Transfer Learning from Text-Motion Retrieval to Violence Classification
Violent actions are rare in motion datasets, making violence recognition difficult due to scarcity of available samples and, in general, scarcity of labelled data. This is a major safety concern with the rise of robots interacting directly with people.
For our Advanced Machine Learning course project, we investigated whether semantic priors from text-motion retrieval models (TMR++) could transfer to violence classification.
By framing this as a few-shot learning problem, we applied Model-Agnostic Meta-Learning (MAML) with prototypical networks to enable rapid adaptation from minimal examples.
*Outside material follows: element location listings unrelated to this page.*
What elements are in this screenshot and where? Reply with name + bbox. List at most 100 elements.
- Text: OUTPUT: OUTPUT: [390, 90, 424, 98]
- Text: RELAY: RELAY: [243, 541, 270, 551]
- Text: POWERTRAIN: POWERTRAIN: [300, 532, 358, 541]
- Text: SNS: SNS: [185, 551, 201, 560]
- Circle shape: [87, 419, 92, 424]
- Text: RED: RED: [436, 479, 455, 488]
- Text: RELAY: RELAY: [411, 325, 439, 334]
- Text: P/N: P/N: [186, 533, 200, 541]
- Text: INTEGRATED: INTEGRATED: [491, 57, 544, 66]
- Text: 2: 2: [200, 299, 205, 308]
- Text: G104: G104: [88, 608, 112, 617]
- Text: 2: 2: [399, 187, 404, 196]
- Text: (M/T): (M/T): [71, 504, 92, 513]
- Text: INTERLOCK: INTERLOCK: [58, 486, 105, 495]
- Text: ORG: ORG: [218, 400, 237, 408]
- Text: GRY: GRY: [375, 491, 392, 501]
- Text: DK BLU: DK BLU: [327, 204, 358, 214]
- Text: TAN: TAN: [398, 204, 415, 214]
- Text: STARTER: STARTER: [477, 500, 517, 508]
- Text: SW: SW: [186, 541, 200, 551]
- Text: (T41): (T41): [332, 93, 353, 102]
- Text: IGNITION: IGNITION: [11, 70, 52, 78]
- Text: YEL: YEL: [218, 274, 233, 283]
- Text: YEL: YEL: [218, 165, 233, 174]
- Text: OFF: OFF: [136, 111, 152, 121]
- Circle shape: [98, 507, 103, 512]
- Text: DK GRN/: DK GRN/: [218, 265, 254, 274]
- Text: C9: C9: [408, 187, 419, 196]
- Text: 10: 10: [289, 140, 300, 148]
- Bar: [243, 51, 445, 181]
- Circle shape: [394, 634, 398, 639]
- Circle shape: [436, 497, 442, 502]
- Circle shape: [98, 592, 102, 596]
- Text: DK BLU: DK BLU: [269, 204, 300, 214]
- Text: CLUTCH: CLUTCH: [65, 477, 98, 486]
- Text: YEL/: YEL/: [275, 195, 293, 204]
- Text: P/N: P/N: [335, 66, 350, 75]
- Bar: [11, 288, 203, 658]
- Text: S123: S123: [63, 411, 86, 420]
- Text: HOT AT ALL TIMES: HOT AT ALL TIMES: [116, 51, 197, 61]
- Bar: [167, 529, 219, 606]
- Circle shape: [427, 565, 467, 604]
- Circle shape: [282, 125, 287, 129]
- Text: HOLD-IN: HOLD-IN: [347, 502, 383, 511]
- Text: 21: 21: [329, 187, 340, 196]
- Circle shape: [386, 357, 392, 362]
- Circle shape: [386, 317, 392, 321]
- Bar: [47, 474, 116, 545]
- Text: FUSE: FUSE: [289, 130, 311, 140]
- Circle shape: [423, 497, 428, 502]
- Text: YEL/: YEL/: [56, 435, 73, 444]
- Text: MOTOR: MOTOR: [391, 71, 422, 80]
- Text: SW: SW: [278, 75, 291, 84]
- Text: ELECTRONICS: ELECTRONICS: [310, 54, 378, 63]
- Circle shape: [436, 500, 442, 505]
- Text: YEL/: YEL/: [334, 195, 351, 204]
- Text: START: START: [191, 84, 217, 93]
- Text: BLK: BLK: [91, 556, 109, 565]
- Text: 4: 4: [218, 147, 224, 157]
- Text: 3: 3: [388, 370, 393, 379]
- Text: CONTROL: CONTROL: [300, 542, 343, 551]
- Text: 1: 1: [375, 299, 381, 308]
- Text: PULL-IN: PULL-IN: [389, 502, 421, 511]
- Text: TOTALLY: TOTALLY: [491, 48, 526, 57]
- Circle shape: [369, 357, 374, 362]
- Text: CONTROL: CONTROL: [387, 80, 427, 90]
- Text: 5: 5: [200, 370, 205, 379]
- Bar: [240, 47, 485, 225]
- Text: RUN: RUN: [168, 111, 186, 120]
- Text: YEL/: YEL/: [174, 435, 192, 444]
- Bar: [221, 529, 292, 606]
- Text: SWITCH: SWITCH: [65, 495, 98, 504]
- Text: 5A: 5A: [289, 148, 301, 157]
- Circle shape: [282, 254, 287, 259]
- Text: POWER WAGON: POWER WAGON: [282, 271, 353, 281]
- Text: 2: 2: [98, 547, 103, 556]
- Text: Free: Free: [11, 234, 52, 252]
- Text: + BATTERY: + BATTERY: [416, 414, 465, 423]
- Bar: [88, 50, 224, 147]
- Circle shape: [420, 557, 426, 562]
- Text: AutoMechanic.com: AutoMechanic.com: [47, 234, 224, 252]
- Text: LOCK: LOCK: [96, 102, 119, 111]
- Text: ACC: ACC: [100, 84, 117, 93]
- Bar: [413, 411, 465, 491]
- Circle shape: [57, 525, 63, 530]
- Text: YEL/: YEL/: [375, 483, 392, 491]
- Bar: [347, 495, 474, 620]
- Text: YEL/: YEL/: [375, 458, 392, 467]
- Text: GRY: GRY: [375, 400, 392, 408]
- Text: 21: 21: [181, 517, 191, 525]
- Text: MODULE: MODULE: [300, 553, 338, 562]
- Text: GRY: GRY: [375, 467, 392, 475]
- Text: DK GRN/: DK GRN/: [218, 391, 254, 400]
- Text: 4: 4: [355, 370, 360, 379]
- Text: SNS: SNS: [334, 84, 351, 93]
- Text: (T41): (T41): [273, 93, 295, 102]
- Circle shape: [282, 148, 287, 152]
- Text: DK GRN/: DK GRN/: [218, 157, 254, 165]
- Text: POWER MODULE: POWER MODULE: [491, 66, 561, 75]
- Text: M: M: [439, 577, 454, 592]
To prevent feature collapse, a common issue in contrastive learning with imbalanced data, we implemented a decoupled Three-Loss Architecture (BCE + Center + Hinge) to explicitly enforce separation between safety-critical categories without losing fine-grained semantics.
Key Findings
- MAML significantly outperforms the standard Prototypical Network baseline, proving that meta-learning is highly effective for data-scarce scenarios
- We achieved a 73.1% Violence Detection Rate while maintaining a negligible 1.0% False Positive Rate
While fully supervised fine-tuning still holds the ceiling, meta-learning proved to be a viable, data-efficient alternative for deploying safety models where labeled data is scarce.